Independent Whisky Bottlers
Independent whisky bottlers have played a vital part in the history of whisky and were crucial to the development of single malt whisky as a category. The early independent bottlers such as Cadenhead’s and Gordon & MacPhail were pioneers of taste, promoting single malt whisky at a time when blends accounted for a much greater percentage of the overall whisky market than they do today.
The selection skill and foresight of the early independent whisky companies - particularly the Italian bottlers such as Samaroli, Intertrade, Moon Import and Sestante, who also set the trend for bottling natural cask strength whiskies - put them so far ahead of the curve that even today the greatest ever bottlings from most distilleries have been from independent companies rather than official distillery bottlings.

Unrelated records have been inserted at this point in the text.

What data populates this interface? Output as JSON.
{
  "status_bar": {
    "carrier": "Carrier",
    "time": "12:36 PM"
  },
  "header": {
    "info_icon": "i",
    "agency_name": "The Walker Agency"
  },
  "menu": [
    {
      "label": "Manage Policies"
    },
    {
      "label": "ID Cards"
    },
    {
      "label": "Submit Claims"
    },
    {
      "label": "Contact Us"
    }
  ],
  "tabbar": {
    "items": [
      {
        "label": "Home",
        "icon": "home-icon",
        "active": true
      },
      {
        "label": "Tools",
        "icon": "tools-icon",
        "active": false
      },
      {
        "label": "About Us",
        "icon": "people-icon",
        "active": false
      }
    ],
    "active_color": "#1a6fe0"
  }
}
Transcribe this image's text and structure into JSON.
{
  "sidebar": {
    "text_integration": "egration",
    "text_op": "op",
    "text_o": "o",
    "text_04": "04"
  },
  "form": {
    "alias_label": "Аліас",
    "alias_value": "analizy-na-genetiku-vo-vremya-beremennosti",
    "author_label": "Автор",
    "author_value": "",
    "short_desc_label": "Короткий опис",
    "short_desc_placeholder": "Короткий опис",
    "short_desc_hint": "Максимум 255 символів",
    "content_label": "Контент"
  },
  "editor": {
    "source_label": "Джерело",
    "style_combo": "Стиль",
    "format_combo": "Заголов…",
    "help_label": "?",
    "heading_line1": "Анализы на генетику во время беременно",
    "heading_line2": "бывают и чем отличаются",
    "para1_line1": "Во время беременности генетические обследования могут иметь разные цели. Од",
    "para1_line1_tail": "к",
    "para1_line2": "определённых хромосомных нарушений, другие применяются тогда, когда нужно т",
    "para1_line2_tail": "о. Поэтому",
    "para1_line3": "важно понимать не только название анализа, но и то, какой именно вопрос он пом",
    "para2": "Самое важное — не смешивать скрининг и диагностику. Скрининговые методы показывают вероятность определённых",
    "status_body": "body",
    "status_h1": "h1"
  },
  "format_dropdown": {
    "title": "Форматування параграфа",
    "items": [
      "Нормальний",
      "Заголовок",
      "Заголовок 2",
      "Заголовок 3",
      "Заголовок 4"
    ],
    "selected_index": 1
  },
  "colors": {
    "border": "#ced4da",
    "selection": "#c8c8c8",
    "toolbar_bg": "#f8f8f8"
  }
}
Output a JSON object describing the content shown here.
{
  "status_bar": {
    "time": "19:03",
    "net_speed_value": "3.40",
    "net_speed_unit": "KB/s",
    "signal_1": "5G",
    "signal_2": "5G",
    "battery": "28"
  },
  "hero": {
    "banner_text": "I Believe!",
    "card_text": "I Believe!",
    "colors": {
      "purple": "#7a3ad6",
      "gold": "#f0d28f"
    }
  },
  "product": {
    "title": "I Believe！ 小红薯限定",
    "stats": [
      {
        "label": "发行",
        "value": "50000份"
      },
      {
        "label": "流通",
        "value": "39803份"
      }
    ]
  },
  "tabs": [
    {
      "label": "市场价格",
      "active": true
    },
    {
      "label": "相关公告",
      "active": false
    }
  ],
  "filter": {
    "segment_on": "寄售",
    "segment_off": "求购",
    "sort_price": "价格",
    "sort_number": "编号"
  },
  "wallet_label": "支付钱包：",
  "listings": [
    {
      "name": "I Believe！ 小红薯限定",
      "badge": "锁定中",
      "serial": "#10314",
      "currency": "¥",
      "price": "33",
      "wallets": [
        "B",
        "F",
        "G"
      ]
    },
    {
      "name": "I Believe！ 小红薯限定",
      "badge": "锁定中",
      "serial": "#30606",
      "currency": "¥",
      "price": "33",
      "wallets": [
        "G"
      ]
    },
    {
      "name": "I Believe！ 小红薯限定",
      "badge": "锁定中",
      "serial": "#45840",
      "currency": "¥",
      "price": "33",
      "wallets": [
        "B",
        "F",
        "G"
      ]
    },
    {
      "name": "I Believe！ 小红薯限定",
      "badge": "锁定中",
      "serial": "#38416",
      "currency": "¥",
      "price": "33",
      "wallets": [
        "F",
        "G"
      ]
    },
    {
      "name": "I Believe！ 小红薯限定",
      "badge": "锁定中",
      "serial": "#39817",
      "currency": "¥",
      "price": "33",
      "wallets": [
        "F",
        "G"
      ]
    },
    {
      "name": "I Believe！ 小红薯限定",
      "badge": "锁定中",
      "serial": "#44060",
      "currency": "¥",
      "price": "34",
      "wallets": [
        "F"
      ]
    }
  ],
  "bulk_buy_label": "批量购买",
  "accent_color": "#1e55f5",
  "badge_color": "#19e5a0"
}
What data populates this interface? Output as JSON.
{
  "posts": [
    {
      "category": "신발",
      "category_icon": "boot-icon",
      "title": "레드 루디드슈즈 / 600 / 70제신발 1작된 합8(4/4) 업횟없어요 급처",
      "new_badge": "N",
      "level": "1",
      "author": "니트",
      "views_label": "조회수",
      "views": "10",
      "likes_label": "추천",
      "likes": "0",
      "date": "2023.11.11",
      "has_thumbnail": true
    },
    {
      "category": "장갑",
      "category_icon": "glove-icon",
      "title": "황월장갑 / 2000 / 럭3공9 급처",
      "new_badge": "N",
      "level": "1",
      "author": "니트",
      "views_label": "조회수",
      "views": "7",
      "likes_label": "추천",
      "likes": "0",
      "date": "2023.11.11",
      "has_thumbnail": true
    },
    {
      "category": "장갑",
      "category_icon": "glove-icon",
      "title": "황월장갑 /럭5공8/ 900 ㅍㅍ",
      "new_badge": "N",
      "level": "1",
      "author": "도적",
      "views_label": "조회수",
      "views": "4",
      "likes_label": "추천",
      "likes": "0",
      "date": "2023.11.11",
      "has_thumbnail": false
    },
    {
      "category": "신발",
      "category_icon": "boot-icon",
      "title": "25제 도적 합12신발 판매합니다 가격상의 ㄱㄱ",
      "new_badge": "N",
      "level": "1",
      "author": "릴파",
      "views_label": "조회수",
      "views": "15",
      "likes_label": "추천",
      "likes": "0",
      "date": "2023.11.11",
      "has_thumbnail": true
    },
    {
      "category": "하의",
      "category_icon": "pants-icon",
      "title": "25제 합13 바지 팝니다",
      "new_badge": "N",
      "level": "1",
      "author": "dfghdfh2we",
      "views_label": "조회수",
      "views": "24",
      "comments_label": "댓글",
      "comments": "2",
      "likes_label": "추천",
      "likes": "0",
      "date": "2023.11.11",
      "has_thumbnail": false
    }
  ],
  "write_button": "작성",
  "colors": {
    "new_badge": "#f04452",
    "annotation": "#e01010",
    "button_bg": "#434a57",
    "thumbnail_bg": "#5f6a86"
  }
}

It could also be argued that without independent bottlers many of Scotland’s distilleries might no longer exist as the interest in single malt whiskies they generated and the demand they created has sustained and given impetus to the whisky industry as a whole.
In the dark days of the late 1970s and 1980s the Scotch whisky industry suffered terrible consequences from the enormous surplus of single malt whisky resulting from wildly over-optimistic growth forecasts of the 1970s and the subsequent drop in demand as whisky fell out of fashion. When production was cut back to allow the existing stocks to be sold, dozens of distilleries were forced to close - most never to reopen.
During this crisis, the independent bottlers played a vital role in the survival of the scotch whisky industry, with independent blenders and bottlers like Douglas Laing, the Scotch Malt Whisky Society and Berry Bros & Rudd buying surplus stock from struggling companies and signing agreements for future supply.
The ready availability of casks of unwanted whisky also led to a new generation of independent bottlers such as Signatory and Adelphi, who then continued selecting and bottling the best of these casks as single malt whiskies, fostering interest in obscure distilleries and cultivating the market for older single malts.
It was the runaway success of these older cask strength single malt whiskies from little-known distilleries that led to official bottlers getting on board with the creation of Diageo’s Rare Malts Selection in the mid 1990s. This series in turn spawned the annual Special Releases and fuelled the rapid growth of the prestige whisky phenomenon which has shaped the whisky market as we know it today, as well as leading to the revival of classic lost distilleries including Port Ellen, Rosebank and Brora.
Even if you’ve never bought a bottle of independently-bottled whisky, if you’re a whisky fan you have a lot to thank them for. We can’t know what the whisky world would look like if independent bottlers didn’t exist, but we can be sure that it wouldn't be as interesting as it is today.